When the rare occasions when figurative art does appear and images of people are used, the work is either incredibly angry and distorted or so sentimental and cliché  that I cringe – end up wishing the artist had stuck to colored squares. So, where have all the humanists gone, the ones who genuinely care about people? The same place as everywhere else in our society, replaced by cheap thrills and computer-driven technical tricks. To explain what’s going on, you have to look at the “art market” (and it is nothing more than a market.) Who buys art anyhow? . The “Common Man” spends his hard-earned dollars on 60” flat screen TVs. He doesn’t need ‘pitchas’ on the wall? And, if he does feel a desire for some real art, he can always pick up a giclee print for a coupla bucks at WalMart. Looks just like a genuine Van Gogh, down to the 3D brushstrokes.

Through most of the history of art, work was produced for the aristocracy and the church. They were sophisticated buyers, quite knowledgeable (and self promoting). Except for brief periods in the Netherlands during the 16th and 17th centuries, the activities and feelings of ordinary people were rarely depicted until the mid-1800s, when they appeared as part of broader, socialist- based movements that extolled the Working Class and their everyday life.
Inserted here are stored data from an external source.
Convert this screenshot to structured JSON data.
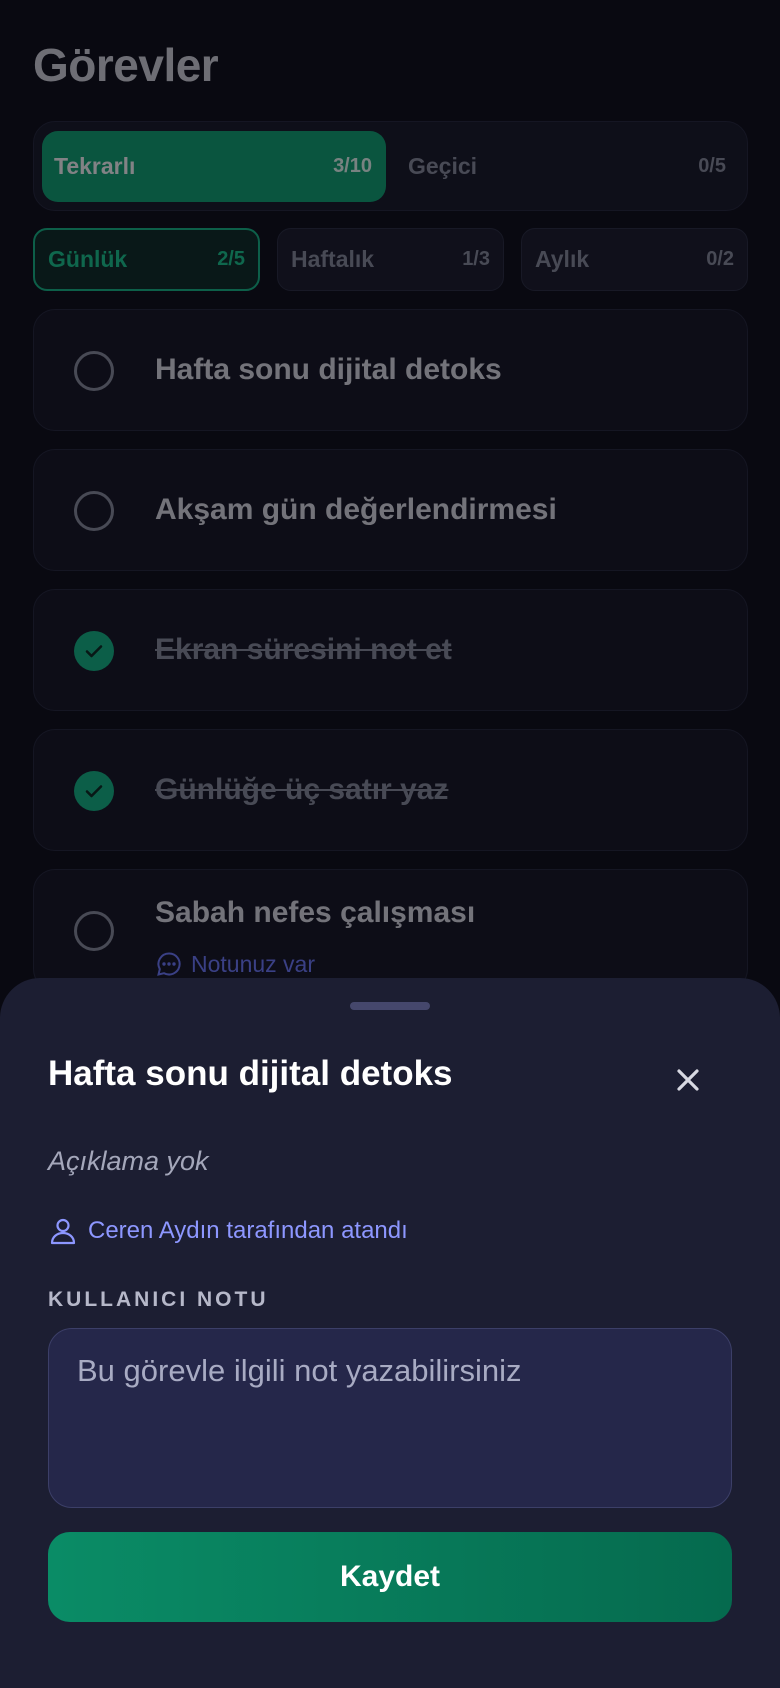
{
  "header": {
    "title": "Görevler"
  },
  "type_tabs": [
    {
      "label": "Tekrarlı",
      "count": "3/10",
      "active": true
    },
    {
      "label": "Geçici",
      "count": "0/5",
      "active": false
    }
  ],
  "period_tabs": [
    {
      "label": "Günlük",
      "count": "2/5",
      "active": true
    },
    {
      "label": "Haftalık",
      "count": "1/3",
      "active": false
    },
    {
      "label": "Aylık",
      "count": "0/2",
      "active": false
    }
  ],
  "tasks": [
    {
      "title": "Hafta sonu dijital detoks",
      "done": false
    },
    {
      "title": "Akşam gün değerlendirmesi",
      "done": false
    },
    {
      "title": "Ekran süresini not et",
      "done": true
    },
    {
      "title": "Günlüğe üç satır yaz",
      "done": true
    },
    {
      "title": "Sabah nefes çalışması",
      "done": false,
      "note": "Notunuz var"
    }
  ],
  "sheet": {
    "title": "Hafta sonu dijital detoks",
    "description": "Açıklama yok",
    "assigned_by": "Ceren Aydın tarafından atandı",
    "note_label": "KULLANICI NOTU",
    "note_placeholder": "Bu görevle ilgili not yazabilirsiniz",
    "note_value": "",
    "save_label": "Kaydet"
  },
  "colors": {
    "accent": "#0ea573",
    "link": "#8d97ff",
    "background": "#0c0d17",
    "sheet": "#1c1e32"
  }
}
Humanism showed up in German Expressionism after World War I and during the Great Depression in the thirties. Remnants survived into the 1950s but got knocked out for good during the McCarthy political era where any art that sympathetically depicted  “real” people was suspected of ties to radicalism.

There’s no trace of humanism in the art world today, except for isolated throwbacks with leftover ideals and an out of date interest in the real (not electronic) world. Conspicuous consumption and meaningless art is expressive of the time we live in and is the order of the day. Even a die-hard humanist (like your blogger) finds herself moving away from reality and into the safety of dreams.